Part of our project involves re-implementing a pre-tested algorithm that has been proven to classify songs accurately.
See A Bag-of-Tones Model with MFCC Features for Musical Genre Classification, Qin et. al.
This algorithm involves:
Transforming songs into sets of “tones” determined using Mel Frequency Cepstral (MFC) coefficients extracted from STFT windows
Using the tone composition of songs as a predictor variable for classification using machine learning.
The songs are partitioned into 30-second clips.
From each short-time Fourier Transform window (“point of sound”) of a clip, a vector of 42 MFC Coefficients is extracted.
The coefficient vectors from all of the training clips are clustered into 80 “tones” using k-means clustering.
Each clip is converted into a histogram of the tones it contains: a “bag of tones”. This is a feature vector of length 80.
A ML classifier is trained on the bags of tones and song categories.
For test clips, MFCC vectors are extracted and classified into tones using Euclidean distance from tone centroids.
The classifier predicts the classes of test songs from the test feature vectors.
First, the signal is converted into the frequency domain using a short-time Fourier Transform windowed by a Hamming window.
The spectrum is converted to absolute value.
Next, we must translate the frequency scale from Hz to Mel Frequency.
Mel frequency is equal to Hz for frequencies below 1000 Hz.
Above 1000 Hz the following logarithmic relation applies: Mel(f) = 1127 ln(1 + f/700)

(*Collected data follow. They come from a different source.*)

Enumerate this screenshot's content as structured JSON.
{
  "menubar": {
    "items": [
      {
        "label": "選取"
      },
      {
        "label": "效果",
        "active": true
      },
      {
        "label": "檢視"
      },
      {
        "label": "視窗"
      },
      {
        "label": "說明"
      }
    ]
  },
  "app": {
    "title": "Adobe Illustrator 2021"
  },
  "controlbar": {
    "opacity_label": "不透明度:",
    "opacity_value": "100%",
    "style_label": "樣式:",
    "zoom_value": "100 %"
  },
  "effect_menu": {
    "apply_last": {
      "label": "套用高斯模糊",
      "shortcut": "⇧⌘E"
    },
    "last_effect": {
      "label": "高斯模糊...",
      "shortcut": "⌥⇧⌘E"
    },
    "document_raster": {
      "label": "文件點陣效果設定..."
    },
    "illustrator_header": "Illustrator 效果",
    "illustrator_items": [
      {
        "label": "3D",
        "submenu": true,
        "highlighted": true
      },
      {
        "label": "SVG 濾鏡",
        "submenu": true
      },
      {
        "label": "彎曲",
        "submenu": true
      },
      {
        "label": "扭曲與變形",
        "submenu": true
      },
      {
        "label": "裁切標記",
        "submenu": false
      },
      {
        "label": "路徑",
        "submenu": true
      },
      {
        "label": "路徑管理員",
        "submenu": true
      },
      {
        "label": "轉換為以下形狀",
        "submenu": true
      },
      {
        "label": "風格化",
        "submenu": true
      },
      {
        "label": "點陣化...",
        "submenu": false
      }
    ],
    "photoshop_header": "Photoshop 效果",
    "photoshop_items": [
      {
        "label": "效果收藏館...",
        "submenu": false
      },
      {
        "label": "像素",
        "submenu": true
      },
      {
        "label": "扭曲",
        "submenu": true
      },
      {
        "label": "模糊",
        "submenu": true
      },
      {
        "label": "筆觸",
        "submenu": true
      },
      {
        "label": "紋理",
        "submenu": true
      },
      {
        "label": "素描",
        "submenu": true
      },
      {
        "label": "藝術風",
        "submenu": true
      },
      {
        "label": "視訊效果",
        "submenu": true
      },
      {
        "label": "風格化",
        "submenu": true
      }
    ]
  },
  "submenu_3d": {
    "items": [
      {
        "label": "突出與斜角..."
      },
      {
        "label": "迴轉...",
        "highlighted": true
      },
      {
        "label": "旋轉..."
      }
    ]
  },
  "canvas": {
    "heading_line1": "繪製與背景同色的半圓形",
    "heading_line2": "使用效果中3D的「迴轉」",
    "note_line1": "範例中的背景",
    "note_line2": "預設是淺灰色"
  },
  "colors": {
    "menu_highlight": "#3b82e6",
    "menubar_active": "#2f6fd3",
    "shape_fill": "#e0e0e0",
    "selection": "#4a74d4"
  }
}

The following triangular filter bank is used to convert the spectrum into Mel Frequency. The filter bank output is a vector of approximately 40 values, so the filter bank does a large amount of dimensionality reduction.
The final two steps in extracting MFCCs are a logarithm and then a Discrete Cosine Transform (DCT). The DCT is performed on the log of the filter bank output, constituting the final two operations to produce the cepstrum. In general, the cepstrum is defined as the "spectrum of the logarithm of the spectrum" of a signal.

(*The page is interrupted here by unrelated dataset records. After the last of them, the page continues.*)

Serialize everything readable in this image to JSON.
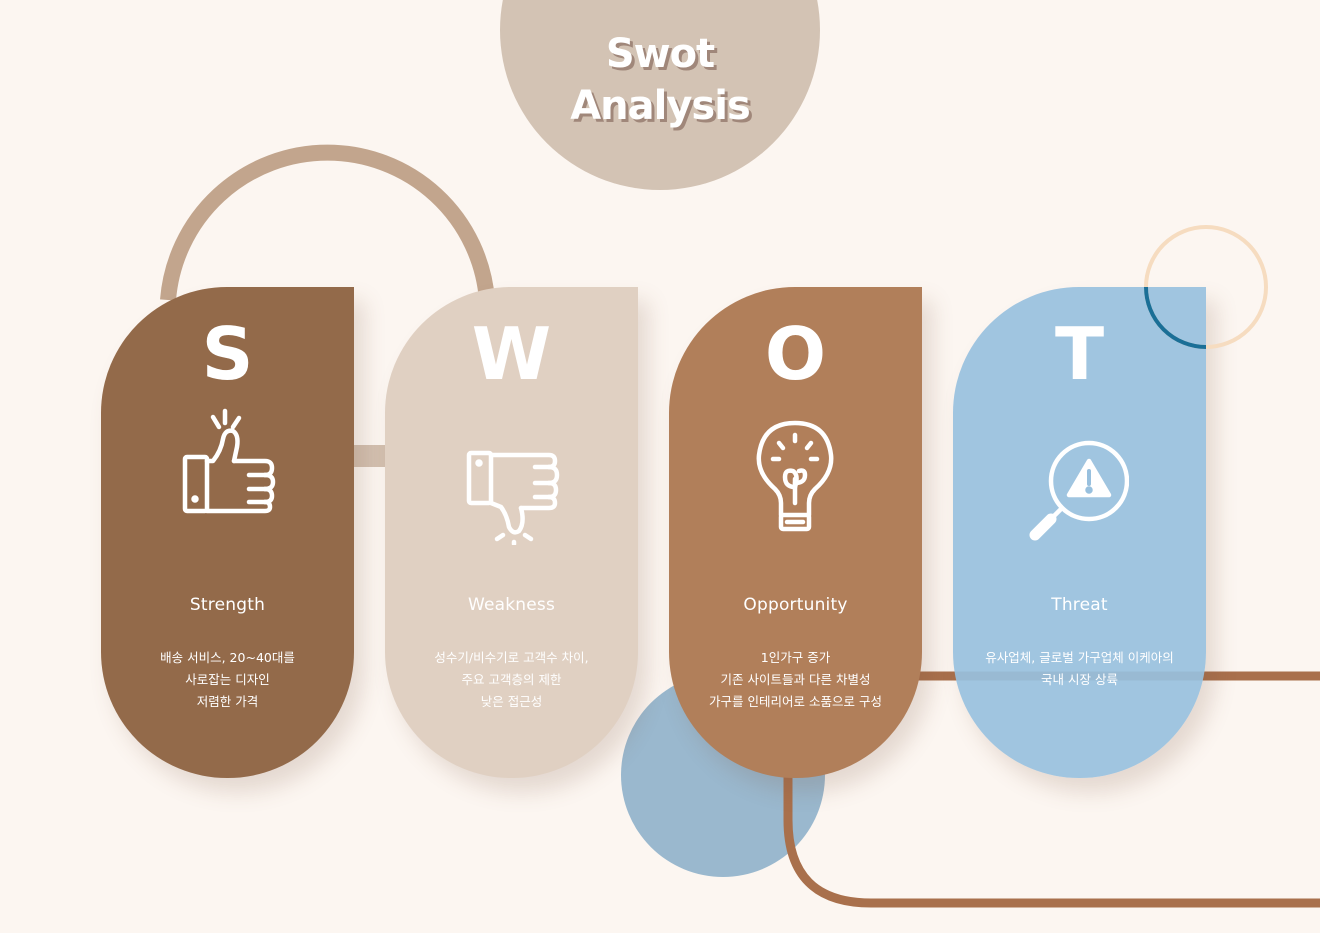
{
  "title": {
    "line1": "Swot",
    "line2": "Analysis"
  },
  "colors": {
    "background": "#fcf6f1",
    "title_disc": "#d3c3b4",
    "strength": "#936a4a",
    "weakness": "#e0d0c2",
    "opportunity": "#b17f5a",
    "threat": "#98c0de",
    "arc": "#c2a58d",
    "line": "#a9704c",
    "blue_disc": "#8fb1ca"
  },
  "cards": [
    {
      "key": "strength",
      "letter": "S",
      "icon": "thumbs-up-icon",
      "label": "Strength",
      "lines": [
        "배송 서비스, 20~40대를",
        "사로잡는 디자인",
        "저렴한 가격"
      ]
    },
    {
      "key": "weakness",
      "letter": "W",
      "icon": "thumbs-down-icon",
      "label": "Weakness",
      "lines": [
        "성수기/비수기로 고객수 차이,",
        "주요 고객층의 제한",
        "낮은 접근성"
      ]
    },
    {
      "key": "opportunity",
      "letter": "O",
      "icon": "lightbulb-icon",
      "label": "Opportunity",
      "lines": [
        "1인가구 증가",
        "기존 사이트들과 다른 차별성",
        "가구를 인테리어로 소품으로 구성"
      ]
    },
    {
      "key": "threat",
      "letter": "T",
      "icon": "magnifier-warning-icon",
      "label": "Threat",
      "lines": [
        "유사업체, 글로벌 가구업체 이케아의",
        "국내 시장 상륙"
      ]
    }
  ]
}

The DCT output is truncated to give 13 output coefficients for each window, and the log of the energy of the window is appended to the output vector. In addition to these results, we use the derivatives (with respect to window number) of the output coefficients/log-energy. This gives a total of 42 coefficients per point of sound.
Figure: Triangular filter bank used to convert Hz to Mel Frequency
Once the tone histograms are extracted for each song, this boils down to a 3-class classification problem. We explored various algorithms for it, all implemented in MATLAB: Support Vector Machine (SVM), Naive Bayes Classifier (NB), and K-Nearest Neighbors (KNN). All of these have been covered in class.
We found that the classifier with the best accuracy was KNN with K = 1, i.e. a nearest neighbor classifier.